For decades, the premier forum for taking action on some of the toughest issues of the day – in a meaningful way and under the direction of Gedolim – has been the Agudah convention.
And this year’s gathering, observes Agudath Israel of America executive director Rabbi Labish Becker, is taking place against a background of truly formidable, even unprecedented, challenges.
“In light of the portrayal of Jews on the front pages of national newspapers and in the electronic media, this past year has not been a good one – particularly for Orthodox Jews. The chilul Hashem resulting from allegations, substantiated or otherwise, of Orthodox wrongdoing in the financial arena and beyond has been a source of anguish to every thinking member of our community.”
We face myriad other difficulties as well. The economic situation continues to take a devastating toll on countless households and Torah institutions. Domestic strife and substance abuse (as well as other kinds of addictions) have made significant inroads into our community, wreaking havoc on individuals and entire families. The dilemma of older singles shows no signs of seriously abating. And while many communal efforts have been directed in recent years at addressing “kids-at-risk,” far too many of our young boys and girls – our most precious assets – are still roaming the streets, putting themselves at grave spiritual and physical danger.
“Sadly, our community is not immune to many of the ills that plague the larger society,” says Aron Tessler, who is this year’s convention chairman. “The challenge before us is to develop real solutions for these painful problems.” And that begins, he avers, with recognizing that when it comes to our fellow Jews, there is no “them” and “us;” we are all interconnected, all responsible for each other’s well-being.
The theme of Agudath Israel of America’s upcoming national convention is, in fact, “Areivim Zeh Lozeh – Dealing Decisively-and Jewishly – With the Challenges We Face.”
“In truth, it’s more than just a theme. It’s a mandate that underlies every Agudah convention,” Rabbi Becker stresses. By way of illustration, he points to the many highly successful organizations that were birthed at an Agudah convention and that continue to provide invaluable assistance to countless members of Klal Yisroel.
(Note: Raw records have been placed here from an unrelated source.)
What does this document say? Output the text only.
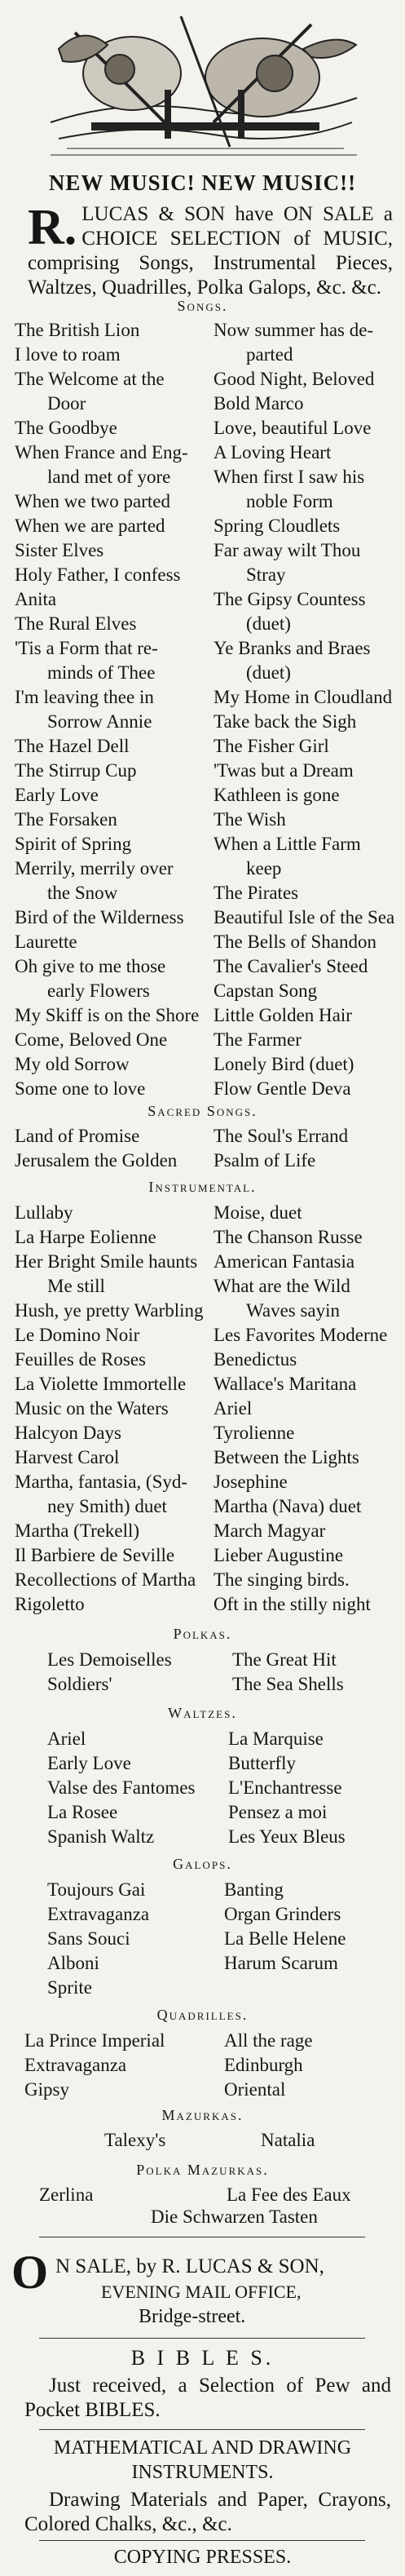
NEW MUSIC! NEW MUSIC!!
R. LUCAS & SON have ON SALE a CHOICE SELECTION of MUSIC, comprising Songs, Instrumental Pieces, Waltzes, Quadrilles, Polka Galops, &c. &c.
Songs.
The British Lion
I love to roam
The Welcome at the
Door
The Goodbye
When France and Eng-
land met of yore
When we two parted
When we are parted
Sister Elves
Holy Father, I confess
Anita
The Rural Elves
'Tis a Form that re-
minds of Thee
I'm leaving thee in
Sorrow Annie
The Hazel Dell
The Stirrup Cup
Early Love
The Forsaken
Spirit of Spring
Merrily, merrily over
the Snow
Bird of the Wilderness
Laurette
Oh give to me those
early Flowers
My Skiff is on the Shore
Come, Beloved One
My old Sorrow
Some one to love
Now summer has de-
parted
Good Night, Beloved
Bold Marco
Love, beautiful Love
A Loving Heart
When first I saw his
noble Form
Spring Cloudlets
Far away wilt Thou
Stray
The Gipsy Countess
(duet)
Ye Branks and Braes
(duet)
My Home in Cloudland
Take back the Sigh
The Fisher Girl
'Twas but a Dream
Kathleen is gone
The Wish
When a Little Farm
keep
The Pirates
Beautiful Isle of the Sea
The Bells of Shandon
The Cavalier's Steed
Capstan Song
Little Golden Hair
The Farmer
Lonely Bird (duet)
Flow Gentle Deva
Sacred Songs.
Land of Promise
Jerusalem the Golden
The Soul's Errand
Psalm of Life
Instrumental.
Lullaby
La Harpe Eolienne
Her Bright Smile haunts
Me still
Hush, ye pretty Warbling
Le Domino Noir
Feuilles de Roses
La Violette Immortelle
Music on the Waters
Halcyon Days
Harvest Carol
Martha, fantasia, (Syd-
ney Smith) duet
Martha (Trekell)
Il Barbiere de Seville
Recollections of Martha
Rigoletto
Moise, duet
The Chanson Russe
American Fantasia
What are the Wild
Waves sayin
Les Favorites Moderne
Benedictus
Wallace's Maritana
Ariel
Tyrolienne
Between the Lights
Josephine
Martha (Nava) duet
March Magyar
Lieber Augustine
The singing birds.
Oft in the stilly night
Polkas.
Les Demoiselles
Soldiers'
The Great Hit
The Sea Shells
Waltzes.
Ariel
Early Love
Valse des Fantomes
La Rosee
Spanish Waltz
La Marquise
Butterfly
L'Enchantresse
Pensez a moi
Les Yeux Bleus
Galops.
Toujours Gai
Extravaganza
Sans Souci
Alboni
Sprite
Banting
Organ Grinders
La Belle Helene
Harum Scarum
Quadrilles.
La Prince Imperial
Extravaganza
Gipsy
All the rage
Edinburgh
Oriental
Mazurkas.
Talexy's	Natalia
Polka Mazurkas.
Zerlina	La Fee des Eaux
Die Schwarzen Tasten
O N SALE, by R. LUCAS & SON,
EVENING MAIL OFFICE,
Bridge-street.
B I B L E S.
Just received, a Selection of Pew and Pocket BIBLES.
MATHEMATICAL AND DRAWING
INSTRUMENTS.
Drawing Materials and Paper, Crayons, Colored Chalks, &c., &c.
COPYING PRESSES.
Indeed, it was the heartfelt convention speech of Rabbi Avrohom Pam, zt”l close to twenty years ago about the challenge of sharing Torah with the Russian immigrant population in Eretz Yisroel that prompted the immediate reaction of a group of askanim to found the Shuvu organization that has literally changed the Torah map in Eretz Yisroel. Other highly effective organizations that came about as result of convention delegates putting heads and hearts together to deal with a particular problem in the community include Project Y.E.S., the celebrated mentoring and counseling program for “pre-risk” teens and their families; Reshet Shiurei Torah, Agudath Israel’s Torah Education Network; the Jewish Education Program (JEP) for public school children; the Ichud Mosdos Hachinuch of Brooklyn program for yeshiva children with special educational needs; Invei Hagefen, the Agudath Israel/Agudah Women co-sponsored “shidduch agency,” which arranges approximately 100 introductions each week and has many successful shidduchim to its credit; and the Emergency Parnassa Initiative (EPI), which was created last year to help unemployed heads of household regain their parnassa.
“Each of these organizations was created because Jews felt the achrayus to come together to help other Jews,” Rabbi Becker says. “That’s what the Agudah movement is about and what every convention is about.
“And coming to a convention – you might say that’s the first step in carrying out this year’s theme.”
The place to come for the Agudah’s 87th National Convention will be the Hilton in East Brunswick, New Jersey – a beautiful and centrally located new venue. And the dates to be there are Thursday through Sunday, November 26-29.
“Getting things moving,” says Rabbi Becker, “starts with getting moving ourselves.”